Around this time, China also announced massive investment plans within the country, as well as $40 billion for the Silk Road initiative to develop railways, roads, pipelines and ports in areas of its interest.
At the sidelines of the APEC summit, Xi told a group of CEOs that China’s outward bound investment would top $1.25 trillion over the next 10 years, that it would import $10 trillion worth of goods over the next five years and 500 million Chinese tourists would go abroad. Good relations with China, Xi seemed to be suggesting, would be of mutual benefit.
In this manner, Beijing is seeking to align the interests of its neighbours with its rise, and thereby to convince them that it is not threatening.
None of this suggests that the Chinese will immediately become less assertive or abandon what they call their “core interests” - control over Tibet and Xinjiang, reunification with Taiwan, and their more recent inclusion to the list, the Diayou islands.

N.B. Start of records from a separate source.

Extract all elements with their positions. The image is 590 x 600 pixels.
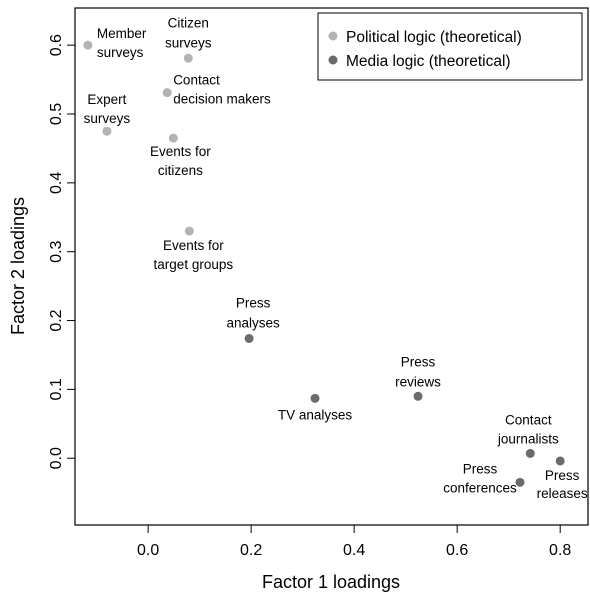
x-tick-label: 0.0 — [137, 542, 159, 559]
x-tick-label: 0.6 — [446, 542, 468, 559]
x-axis-label: Factor 1 loadings — [262, 572, 400, 592]
point-label: Events for — [163, 238, 224, 253]
point-label: Press — [463, 461, 498, 476]
point-label: Contact — [173, 73, 220, 88]
point-label: Press — [545, 468, 580, 483]
point — [244, 333, 254, 343]
point — [83, 40, 93, 50]
x-tick-label: 0.4 — [343, 542, 365, 559]
y-axis-label: Factor 2 loadings — [8, 197, 28, 335]
point — [183, 53, 193, 63]
point-label: analyses — [226, 315, 280, 330]
x-tick-label: 0.2 — [240, 542, 262, 559]
point — [515, 477, 525, 487]
point — [168, 133, 178, 143]
point-label: releases — [537, 486, 588, 501]
point-label: Contact — [505, 412, 552, 427]
point-label: Events for — [150, 144, 211, 159]
point-label: target groups — [154, 257, 234, 272]
y-tick-label: 0.4 — [48, 172, 65, 194]
point — [310, 393, 320, 403]
legend-marker — [328, 55, 338, 65]
point-label: Citizen — [168, 15, 209, 30]
point — [162, 88, 172, 98]
y-tick-label: 0.2 — [48, 309, 65, 331]
y-tick-label: 0.6 — [48, 34, 65, 56]
point-label: Press — [401, 354, 436, 369]
point-label: Member — [97, 26, 147, 41]
legend-label: Political logic (theoretical) — [346, 29, 522, 46]
point-label: journalists — [497, 431, 559, 446]
y-tick-label: 0.0 — [48, 447, 65, 469]
point-label: surveys — [97, 45, 144, 60]
y-tick-label: 0.5 — [48, 103, 65, 125]
point — [413, 391, 423, 401]
point — [184, 226, 194, 236]
point-label: surveys — [165, 35, 212, 50]
point-label: Press — [236, 295, 271, 310]
y-tick-label: 0.1 — [48, 378, 65, 400]
point-label: surveys — [84, 111, 131, 126]
plot-frame — [74, 7, 589, 526]
x-tick-label: 0.8 — [549, 542, 571, 559]
legend-box — [317, 12, 583, 81]
point — [525, 448, 535, 458]
point-label: citizens — [158, 163, 203, 178]
point-label: conferences — [443, 480, 517, 495]
point-label: Expert — [87, 92, 126, 107]
point — [102, 126, 112, 136]
point — [555, 456, 565, 466]
point-label: reviews — [395, 374, 441, 389]
point-label: TV analyses — [278, 407, 353, 422]
legend-label: Media logic (theoretical) — [346, 53, 511, 70]
point-label: decision makers — [173, 92, 271, 107]
y-tick-label: 0.3 — [48, 240, 65, 262]
legend-marker — [328, 31, 338, 41]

But it could signal the beginning of incremental change, which could have implications for Beijing’s dealings with its fatuous South China Sea claims, as well as the disputed border with India.
A shift in Chinese behaviour, howsoever motivated and incremental, will have important consequences for Asia, which is otherwise witnessing a major arms build-up occasioned by Beijing’s own conduct.
To use Xi’s phrase, “win win” formulations are infinitely preferable to being tangled in self-defeating conflicts.